The comedy-rock duo discuss the influences that set 'Rize of the Fenix' on fire
The D are back. Six years after their last album, comedy-rock gods Jack Black and Kyle Gass of Tenacious D have returned with Rize of the Fenix, out May 15. As fans have come to expect, the album is full of meaty acoustic guitar riffs, Dave Grohl's whiplash drumming, Black's wailing vocals, and dick jokes. So many dick jokes.
In advance of the album's release, we spoke with the D, who kick off a spring/summer tour May 23 in Santa Barbara, California, about what influenced them while they birthed Fenix.
"We thought about Thin Lizzy a lot," says Black about the legendary Irish rockers. "There's a definite Lizzy influence on the new album. They rocked so hard back in the day." There were other, lesser influences, too, explains Gass. "We bought a jukebox from Urge Overkill's Nash Kato and we were listening to that a lot," he says. "We were listening to all his punk rock and disco jams from the '70s and '80s. That was also informing our rock sauce."
It took working with producer John Kimbrough to make Fenix take flight. "When we'd go back into a studio, I never felt very comfortable until we found our friend John," says Black. "We went into his garage studio and it just felt right. We've been to the most expensive studios in the world and none of them felt like they had that lovin' feeling. We needed to go back to the laboratory of the garage to cook up the magic again." Also, adds Gass, "When you 're in someone's garage, you're not worried about the thousand dollars a day you're paying to be there. It's better to go into someone's garage for no dollars a day.

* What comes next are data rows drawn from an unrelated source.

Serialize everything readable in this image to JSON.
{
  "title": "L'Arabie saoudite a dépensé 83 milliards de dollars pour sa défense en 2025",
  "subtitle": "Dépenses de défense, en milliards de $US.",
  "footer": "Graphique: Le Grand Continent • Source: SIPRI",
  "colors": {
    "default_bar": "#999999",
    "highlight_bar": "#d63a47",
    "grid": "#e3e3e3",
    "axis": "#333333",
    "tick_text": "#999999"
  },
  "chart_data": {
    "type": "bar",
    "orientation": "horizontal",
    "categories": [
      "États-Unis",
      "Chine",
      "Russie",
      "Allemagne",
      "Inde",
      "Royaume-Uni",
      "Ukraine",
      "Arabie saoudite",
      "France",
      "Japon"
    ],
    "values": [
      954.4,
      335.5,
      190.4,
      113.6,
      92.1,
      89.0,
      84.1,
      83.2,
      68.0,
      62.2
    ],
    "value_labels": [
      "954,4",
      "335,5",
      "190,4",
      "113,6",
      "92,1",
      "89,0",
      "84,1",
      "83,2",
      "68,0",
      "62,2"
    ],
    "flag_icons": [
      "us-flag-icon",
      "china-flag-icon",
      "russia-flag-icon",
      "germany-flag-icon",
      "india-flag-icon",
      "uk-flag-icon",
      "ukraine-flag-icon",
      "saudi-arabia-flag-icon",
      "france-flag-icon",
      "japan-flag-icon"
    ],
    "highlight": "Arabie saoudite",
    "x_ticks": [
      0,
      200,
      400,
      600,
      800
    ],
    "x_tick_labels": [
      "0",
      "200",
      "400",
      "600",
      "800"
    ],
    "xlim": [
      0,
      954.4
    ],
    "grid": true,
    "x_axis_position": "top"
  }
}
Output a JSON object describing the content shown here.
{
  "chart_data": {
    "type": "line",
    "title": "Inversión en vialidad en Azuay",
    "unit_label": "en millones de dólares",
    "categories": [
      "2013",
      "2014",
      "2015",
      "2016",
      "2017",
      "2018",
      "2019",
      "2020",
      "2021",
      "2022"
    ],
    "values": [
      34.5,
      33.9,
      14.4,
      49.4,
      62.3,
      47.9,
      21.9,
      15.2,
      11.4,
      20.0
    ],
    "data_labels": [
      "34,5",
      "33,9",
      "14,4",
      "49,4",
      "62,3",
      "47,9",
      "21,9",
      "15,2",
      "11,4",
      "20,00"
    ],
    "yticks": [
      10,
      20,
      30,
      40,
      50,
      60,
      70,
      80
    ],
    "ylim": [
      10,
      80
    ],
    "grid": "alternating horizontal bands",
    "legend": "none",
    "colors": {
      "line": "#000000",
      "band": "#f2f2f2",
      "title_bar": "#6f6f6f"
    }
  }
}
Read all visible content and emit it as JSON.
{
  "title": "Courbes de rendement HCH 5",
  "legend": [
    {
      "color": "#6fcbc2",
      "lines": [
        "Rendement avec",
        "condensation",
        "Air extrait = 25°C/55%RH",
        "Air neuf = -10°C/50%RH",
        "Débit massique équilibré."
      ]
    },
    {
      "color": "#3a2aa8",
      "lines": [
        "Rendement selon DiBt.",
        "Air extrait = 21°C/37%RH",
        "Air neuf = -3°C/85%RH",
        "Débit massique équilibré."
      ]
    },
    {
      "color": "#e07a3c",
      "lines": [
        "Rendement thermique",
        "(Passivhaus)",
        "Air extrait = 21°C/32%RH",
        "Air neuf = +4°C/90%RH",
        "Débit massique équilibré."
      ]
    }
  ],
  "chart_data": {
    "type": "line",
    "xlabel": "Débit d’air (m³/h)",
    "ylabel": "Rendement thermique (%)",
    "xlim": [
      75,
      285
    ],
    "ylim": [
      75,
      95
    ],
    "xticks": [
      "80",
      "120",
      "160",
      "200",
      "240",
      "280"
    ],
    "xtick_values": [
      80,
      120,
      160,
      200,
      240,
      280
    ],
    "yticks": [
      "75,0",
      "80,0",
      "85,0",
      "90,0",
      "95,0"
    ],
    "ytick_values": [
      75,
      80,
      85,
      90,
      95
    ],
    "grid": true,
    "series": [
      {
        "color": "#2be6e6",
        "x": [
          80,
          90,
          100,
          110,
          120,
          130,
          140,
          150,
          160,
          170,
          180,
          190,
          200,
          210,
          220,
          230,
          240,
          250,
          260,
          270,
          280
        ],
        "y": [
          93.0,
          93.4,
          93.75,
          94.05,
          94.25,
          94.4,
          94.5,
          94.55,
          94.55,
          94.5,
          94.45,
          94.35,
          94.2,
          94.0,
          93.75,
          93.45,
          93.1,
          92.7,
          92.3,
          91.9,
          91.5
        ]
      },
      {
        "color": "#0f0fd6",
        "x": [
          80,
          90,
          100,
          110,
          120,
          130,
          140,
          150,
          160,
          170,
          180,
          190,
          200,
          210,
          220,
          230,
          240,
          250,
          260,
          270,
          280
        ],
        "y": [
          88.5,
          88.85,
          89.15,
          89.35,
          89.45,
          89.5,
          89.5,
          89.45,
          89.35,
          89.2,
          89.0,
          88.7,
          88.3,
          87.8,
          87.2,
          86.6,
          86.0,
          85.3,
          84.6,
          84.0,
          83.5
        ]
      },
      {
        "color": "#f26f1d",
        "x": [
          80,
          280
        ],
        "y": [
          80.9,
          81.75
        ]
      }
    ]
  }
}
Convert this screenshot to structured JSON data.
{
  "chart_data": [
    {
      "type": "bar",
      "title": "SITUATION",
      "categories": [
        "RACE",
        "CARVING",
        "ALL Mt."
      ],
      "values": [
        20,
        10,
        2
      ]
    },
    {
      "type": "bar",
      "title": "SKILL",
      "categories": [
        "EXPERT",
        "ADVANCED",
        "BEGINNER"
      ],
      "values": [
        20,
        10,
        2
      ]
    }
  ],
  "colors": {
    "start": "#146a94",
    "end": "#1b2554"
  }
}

We didn't need that extreme pressure of worrying about money."
"Kyle turned me on to a kick-ass book while we were in the studio," says Black. "It's called The Pearl. It's an old John Steinbeck classic novel about the dangers of treasure and how the riches of the white man's treasure can destroy something beautiful like a Native American family. I think Kyle was trying to send me a message about being a rich asshole."
The Los Angeles Lakers star, who gets two lyrical shout-outs on the new album, was a motivating force for the duo. "We love Kobe," says Black. "When I go to Lakers games Kobe will sometimes give me an arched eyebrow and an almost imperceptible nod of approval. He's the best, and so are the D. So he inspires us in the way that only one's true equal can.
The Foo Fighters' frontman has handled drum duties on all three D albums. "We've never used another drummer," explains Gass. "Dave always brings the thunder. We're always kind of surprised when he says that he'll work with us again. I can never quite wrap my head around the fact that he plays in our band. I'm such a huge fan of his. It's awesome." Waiting for word back from Grohl about whether or not he was going to re-up can be a suspenseful process for Black and Gass. "We send a little cassette with our jams to the altar that is the Grohl mailbox," says Black. "Then we wait for days to see if he's into it. Miraculously, this time, he was like, 'I shall drum on your album.'"
Given that it's been six years since its last album, the band needed to re-survey the musical landscape. "We definitely have to bring the D message to a whole new generation," says Black. " How do we reach out to these youngsters? Truth be told, we blow all the other bands away, but the kids don't really know that. It seems like most of the kids nowadays speak the language of the dance rather than the language of the rock. So we're working on our choreography for the new tour. It is going to blow some minds."